The Washington city of Seattle has been in a state of emergency with homelessness for almost three years, with the crisis showing no signs of easing. The numbers are rising year on year; in January 2018 there were more than 12,000 residents of the Seattle King County area officially homeless.
While these homeless residents continue to fight for survival in a city home to one of the world’s largest and richest technology companies, the last twelve months have brought a new threat as local residents turn to an unexpected method of dealing with the crisis.
This week US publication The Atlantic reported that the city’s Find It, Fix It mobile app, which started out life as a means for residents to report civic issues to city authorities such as potholes and traffic light problems, is now being used en masse to report homeless people to local authorities by residents.
According to The Atlantic, the app is now the primary source of complaints when it comes to the public flagging up unauthorised encampments of homeless people in the area, with a total number of complaints hitting 12,500 in 2017.

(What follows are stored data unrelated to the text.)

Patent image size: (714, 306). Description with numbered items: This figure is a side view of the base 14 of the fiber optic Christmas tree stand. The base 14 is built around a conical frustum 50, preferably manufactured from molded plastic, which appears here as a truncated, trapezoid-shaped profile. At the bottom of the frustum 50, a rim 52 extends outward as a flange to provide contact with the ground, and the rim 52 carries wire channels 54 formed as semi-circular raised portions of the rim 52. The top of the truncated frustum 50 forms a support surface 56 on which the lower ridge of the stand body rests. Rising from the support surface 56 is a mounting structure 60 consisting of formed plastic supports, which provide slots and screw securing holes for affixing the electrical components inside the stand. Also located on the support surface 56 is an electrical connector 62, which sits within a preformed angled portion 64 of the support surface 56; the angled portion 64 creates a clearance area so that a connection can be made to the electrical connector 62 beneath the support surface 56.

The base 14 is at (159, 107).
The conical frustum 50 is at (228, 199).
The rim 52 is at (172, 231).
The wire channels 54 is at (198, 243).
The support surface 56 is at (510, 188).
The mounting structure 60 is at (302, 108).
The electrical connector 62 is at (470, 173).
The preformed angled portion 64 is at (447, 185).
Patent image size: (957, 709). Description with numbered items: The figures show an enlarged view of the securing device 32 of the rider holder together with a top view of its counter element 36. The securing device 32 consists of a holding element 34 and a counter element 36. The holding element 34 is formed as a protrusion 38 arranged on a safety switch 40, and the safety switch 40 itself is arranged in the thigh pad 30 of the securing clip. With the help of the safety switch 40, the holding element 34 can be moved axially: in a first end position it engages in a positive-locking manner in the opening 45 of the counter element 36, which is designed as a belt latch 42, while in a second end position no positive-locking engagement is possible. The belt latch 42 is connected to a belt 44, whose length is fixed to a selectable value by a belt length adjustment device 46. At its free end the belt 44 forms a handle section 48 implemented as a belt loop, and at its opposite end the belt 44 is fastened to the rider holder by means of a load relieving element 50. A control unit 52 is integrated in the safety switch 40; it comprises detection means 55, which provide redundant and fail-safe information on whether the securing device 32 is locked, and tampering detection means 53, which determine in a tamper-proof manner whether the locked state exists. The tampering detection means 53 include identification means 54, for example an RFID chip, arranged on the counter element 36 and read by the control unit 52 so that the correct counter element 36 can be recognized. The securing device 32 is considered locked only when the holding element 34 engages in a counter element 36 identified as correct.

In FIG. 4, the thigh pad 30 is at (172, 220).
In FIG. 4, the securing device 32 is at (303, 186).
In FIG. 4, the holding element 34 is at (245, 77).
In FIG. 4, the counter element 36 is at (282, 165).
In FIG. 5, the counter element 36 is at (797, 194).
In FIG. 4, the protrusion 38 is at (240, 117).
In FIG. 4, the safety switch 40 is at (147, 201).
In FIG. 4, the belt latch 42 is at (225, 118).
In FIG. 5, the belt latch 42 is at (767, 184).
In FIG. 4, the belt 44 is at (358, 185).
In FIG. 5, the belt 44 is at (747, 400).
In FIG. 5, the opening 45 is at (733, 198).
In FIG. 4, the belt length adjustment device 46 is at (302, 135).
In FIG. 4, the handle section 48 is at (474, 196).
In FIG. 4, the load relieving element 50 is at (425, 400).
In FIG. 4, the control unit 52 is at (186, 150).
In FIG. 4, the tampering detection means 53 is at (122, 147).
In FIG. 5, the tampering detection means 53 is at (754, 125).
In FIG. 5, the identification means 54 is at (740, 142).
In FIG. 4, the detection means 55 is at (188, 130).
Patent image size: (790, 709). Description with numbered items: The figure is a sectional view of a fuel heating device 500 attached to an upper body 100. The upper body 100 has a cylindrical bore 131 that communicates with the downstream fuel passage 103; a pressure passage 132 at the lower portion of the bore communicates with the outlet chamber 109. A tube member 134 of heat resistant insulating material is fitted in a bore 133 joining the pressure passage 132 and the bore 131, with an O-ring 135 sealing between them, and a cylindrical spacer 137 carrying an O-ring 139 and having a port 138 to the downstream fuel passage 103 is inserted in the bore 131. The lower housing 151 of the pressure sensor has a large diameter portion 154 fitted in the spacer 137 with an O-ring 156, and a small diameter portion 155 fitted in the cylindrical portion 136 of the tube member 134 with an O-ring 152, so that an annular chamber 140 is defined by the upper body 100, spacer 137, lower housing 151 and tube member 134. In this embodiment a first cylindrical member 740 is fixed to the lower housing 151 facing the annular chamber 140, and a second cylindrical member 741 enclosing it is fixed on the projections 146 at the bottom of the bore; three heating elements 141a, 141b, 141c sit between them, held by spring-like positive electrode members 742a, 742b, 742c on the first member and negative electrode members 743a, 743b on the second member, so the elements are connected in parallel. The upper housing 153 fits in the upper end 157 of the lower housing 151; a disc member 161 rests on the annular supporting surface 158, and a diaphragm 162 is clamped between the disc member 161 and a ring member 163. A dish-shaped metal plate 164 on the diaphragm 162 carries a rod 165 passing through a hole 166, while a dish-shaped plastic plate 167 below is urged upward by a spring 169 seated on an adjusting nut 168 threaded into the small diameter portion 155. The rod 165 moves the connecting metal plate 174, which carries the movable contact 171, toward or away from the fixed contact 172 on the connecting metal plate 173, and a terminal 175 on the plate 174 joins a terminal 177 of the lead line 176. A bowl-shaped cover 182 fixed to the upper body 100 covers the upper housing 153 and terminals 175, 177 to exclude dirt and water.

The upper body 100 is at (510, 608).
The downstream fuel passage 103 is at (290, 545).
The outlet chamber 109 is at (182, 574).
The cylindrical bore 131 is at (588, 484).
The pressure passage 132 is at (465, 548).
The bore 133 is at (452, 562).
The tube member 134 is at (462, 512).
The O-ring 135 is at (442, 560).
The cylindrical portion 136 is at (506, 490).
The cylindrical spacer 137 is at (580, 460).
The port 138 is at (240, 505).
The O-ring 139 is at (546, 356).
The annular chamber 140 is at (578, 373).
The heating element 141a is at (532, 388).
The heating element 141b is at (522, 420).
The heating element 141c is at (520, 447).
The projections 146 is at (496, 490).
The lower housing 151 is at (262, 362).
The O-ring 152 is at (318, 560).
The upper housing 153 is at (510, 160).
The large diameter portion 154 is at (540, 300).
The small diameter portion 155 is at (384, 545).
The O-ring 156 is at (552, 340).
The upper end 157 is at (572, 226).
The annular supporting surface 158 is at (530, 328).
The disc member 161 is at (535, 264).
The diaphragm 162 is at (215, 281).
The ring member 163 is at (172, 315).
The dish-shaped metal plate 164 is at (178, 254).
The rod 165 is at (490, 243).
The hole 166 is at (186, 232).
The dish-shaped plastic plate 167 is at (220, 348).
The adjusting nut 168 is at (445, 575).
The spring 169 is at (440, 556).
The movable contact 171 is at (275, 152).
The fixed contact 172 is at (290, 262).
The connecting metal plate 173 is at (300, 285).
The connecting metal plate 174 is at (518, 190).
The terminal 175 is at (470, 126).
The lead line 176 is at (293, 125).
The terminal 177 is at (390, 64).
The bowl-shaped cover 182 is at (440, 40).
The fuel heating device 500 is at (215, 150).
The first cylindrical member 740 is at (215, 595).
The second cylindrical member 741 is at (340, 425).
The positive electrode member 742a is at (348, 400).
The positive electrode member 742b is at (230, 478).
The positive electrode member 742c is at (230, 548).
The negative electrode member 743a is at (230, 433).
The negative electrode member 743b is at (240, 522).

“The authorities also appear to be committed to spreading word about the Find It, Fix It app as a homelessness-prevention tool,” writes The Atlantic. “Tiffani McCoy, an advocacy organizer at [street paper] Real Change, recalls an instance when two Seattle police officers came to her office after several Find It, Fix It users had reported homeless individuals sleeping outside. After telling the officer that her organization gave the homeless permission to be on their front steps, the officers tried to teach Tiffani and her staff of homelessness-advocacy journalists and organizers how to use the app in case they changed their minds.”
The app’s morphed use feels incongruous with its geography. Seattle, home to Amazon.com, could be a beacon for tech for good. But like its innovation co-host further south, Silicon Valley, homelessness persists as an issue seemingly incompatible with future cities.
The Atlantic notes that the app’s ease-of-use, coupled with its anonymity, makes it an appealing method by which residents can alert authorities to homeless camps. But with its open and unashamed support from neighbourhood business groups, a creeping and insidious middle-class outrage is anything but anonymous.
Homelessness, especially in cities such as Seattle and San Francisco – multi-billion dollar hubs of social and technological innovation – isn’t an issue for technology to exclusively fix. But technology does have its place, we need only to look to charity Streetlink’s deployment of an app in the UK to help those in need.
As the author of the article Dae Shik Kim Hawkins, notes: “It’s ironic that a part of that process is being facilitated by an app called Find It, Fix It. If anything needs to be fixed here, it’s the fact that a city with so many resources is not using its financial might and technological prestige to help the vulnerable few.”